Oak Creek Nut Brown Ale

Oak Creek Brewing Co Reviews:  Hefeweizen, Amber Ale, Gold Lager

I feel like my life has been a bunch of firsts ever since I started tasting and reviewing beer.  I guess I figured by this point in my reviewing, almost 30 beers later, I should have covered most of the different kinds.  Alas, it seems my reviewing will forever be a long line of firsts as no two beers are created equal, especially in the microbrew/craft beer world.  And thank goodness for that!

Living in Arizona definitely has its perks.  Not counting great weather all year-round (even the monsoons are awesome), gorgeous scenery (who doesn’t like mountains or canyons?), and breath-taking sunsets, the craft beers here do not disappoint.  They are so easy to enjoy any time of the day and are always a welcome palette cleanser while enjoying a delicious organic local meal on the patio of one of the many non-chain restaurants in seasons that only affect the northern states.  Beer and Arizona were made for each other.

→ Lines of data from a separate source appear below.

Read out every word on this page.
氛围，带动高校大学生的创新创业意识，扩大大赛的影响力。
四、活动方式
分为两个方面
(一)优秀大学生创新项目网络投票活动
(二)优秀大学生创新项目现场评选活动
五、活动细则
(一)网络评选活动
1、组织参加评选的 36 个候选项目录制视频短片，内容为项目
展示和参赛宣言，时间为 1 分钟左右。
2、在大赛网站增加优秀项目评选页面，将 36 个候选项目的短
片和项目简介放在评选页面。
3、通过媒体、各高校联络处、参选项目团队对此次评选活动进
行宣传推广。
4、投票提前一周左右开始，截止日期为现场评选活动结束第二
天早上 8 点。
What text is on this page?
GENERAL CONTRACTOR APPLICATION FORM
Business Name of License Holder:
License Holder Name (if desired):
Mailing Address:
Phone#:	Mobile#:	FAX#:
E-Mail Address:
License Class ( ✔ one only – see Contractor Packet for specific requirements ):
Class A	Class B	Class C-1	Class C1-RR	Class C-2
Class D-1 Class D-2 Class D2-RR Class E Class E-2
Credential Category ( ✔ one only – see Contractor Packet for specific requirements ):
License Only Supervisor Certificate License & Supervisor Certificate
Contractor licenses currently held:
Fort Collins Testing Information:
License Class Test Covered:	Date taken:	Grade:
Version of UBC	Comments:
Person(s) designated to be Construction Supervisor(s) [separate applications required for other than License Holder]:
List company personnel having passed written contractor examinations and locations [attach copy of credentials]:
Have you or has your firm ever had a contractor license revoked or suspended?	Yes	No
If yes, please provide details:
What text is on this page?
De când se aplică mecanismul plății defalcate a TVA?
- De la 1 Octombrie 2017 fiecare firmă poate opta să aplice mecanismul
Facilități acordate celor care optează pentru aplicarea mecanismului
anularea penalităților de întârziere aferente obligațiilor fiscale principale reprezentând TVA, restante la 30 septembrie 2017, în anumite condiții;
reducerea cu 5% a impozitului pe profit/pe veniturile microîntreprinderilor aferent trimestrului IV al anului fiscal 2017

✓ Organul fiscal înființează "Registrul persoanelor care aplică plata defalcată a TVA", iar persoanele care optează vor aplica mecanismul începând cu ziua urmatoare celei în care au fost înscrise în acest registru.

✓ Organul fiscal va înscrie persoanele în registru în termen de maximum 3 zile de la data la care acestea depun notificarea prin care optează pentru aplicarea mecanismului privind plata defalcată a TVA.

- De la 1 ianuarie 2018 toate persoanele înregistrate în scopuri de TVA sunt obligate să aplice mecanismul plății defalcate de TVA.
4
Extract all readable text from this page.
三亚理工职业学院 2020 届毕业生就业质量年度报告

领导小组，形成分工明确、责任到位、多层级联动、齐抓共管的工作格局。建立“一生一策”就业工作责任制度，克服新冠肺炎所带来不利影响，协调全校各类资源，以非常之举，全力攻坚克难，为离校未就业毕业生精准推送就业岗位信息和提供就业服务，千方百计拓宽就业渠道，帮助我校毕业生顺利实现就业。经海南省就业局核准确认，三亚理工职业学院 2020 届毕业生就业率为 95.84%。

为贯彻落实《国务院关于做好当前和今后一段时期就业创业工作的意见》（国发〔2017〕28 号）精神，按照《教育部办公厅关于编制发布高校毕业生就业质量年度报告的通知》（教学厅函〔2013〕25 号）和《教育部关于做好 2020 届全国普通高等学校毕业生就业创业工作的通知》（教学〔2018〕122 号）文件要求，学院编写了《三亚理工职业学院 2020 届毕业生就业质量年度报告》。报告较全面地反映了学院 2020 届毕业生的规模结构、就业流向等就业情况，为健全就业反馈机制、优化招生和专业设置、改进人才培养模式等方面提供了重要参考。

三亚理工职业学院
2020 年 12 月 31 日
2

Oak Creek Brewing Company, while based out of mountainous Sedona and thus having to deal with snow a few months out of the year, does very well in the craft community.  I haven’t tasted a beer of theirs yet that I haven’t enjoyed (I promise to revisit the Amber though, that was a long night).  Their Nut Brown Ale is no different.  From the bottle, it pours a medium brown color with a coppery glow in the light.  It is quite clear with no hazing, tiny bubbles that quickly build a half-finger thick head of off-white foam that dissipates just as quickly, and leaves minimal clean spotty lacing as it recedes.

It has a different aroma than I’m used to, and fits the autumn bill very well.  There are hints of candied hazelnuts, a very light touch of chocolate, gently roasted malts and sweet caramel.  Everything is followed up by the slightest bit of warmed brown sugar.  The Nut Brown reminds me of the week before Christmas, when the house is a continual rotation of smells of sugary treats, pies, and just lots of down home cooking.  Sounds of families mingling and laughing, compromising personal space to appreciate the one time a year everyone seems to get along…and this beer there to help it all go smoothly.

Speaking of smooth, though the initial tastes came across almost spicy and thick with carbonation on impact with my tongue, it quickly turned thin before I swallowed.  The medium carbonation with a thin mouthfeel seem to make this beer a little more watery, but it’s all rounded out with the taste.  It presents a tangy nuttiness with sweetly toasted malts, a hint of chocolate again, and something buttery.  There are virtually no hops present and therefore it lacks a certain bitterness I’ve come to love about beer.

Although both the smell and the taste are quite faint and lacking robustness in comparison to most of the other beers I’ve tried, this ale is really very quaffable and distinct in its own sweet nuttiness.  Holding no aftertaste whatsoever, this is a great drink to have regardless of the situation, unless of course you’re looking for something a little more interesting.  This is just a simple beer with a simple taste and mouthfeel;  average, if you will.  It is very reminiscent of everything that comes from the earth and can hold its own, but I feel like there may be a stronger nut brown out there that I’m sure will give my senses more to work with.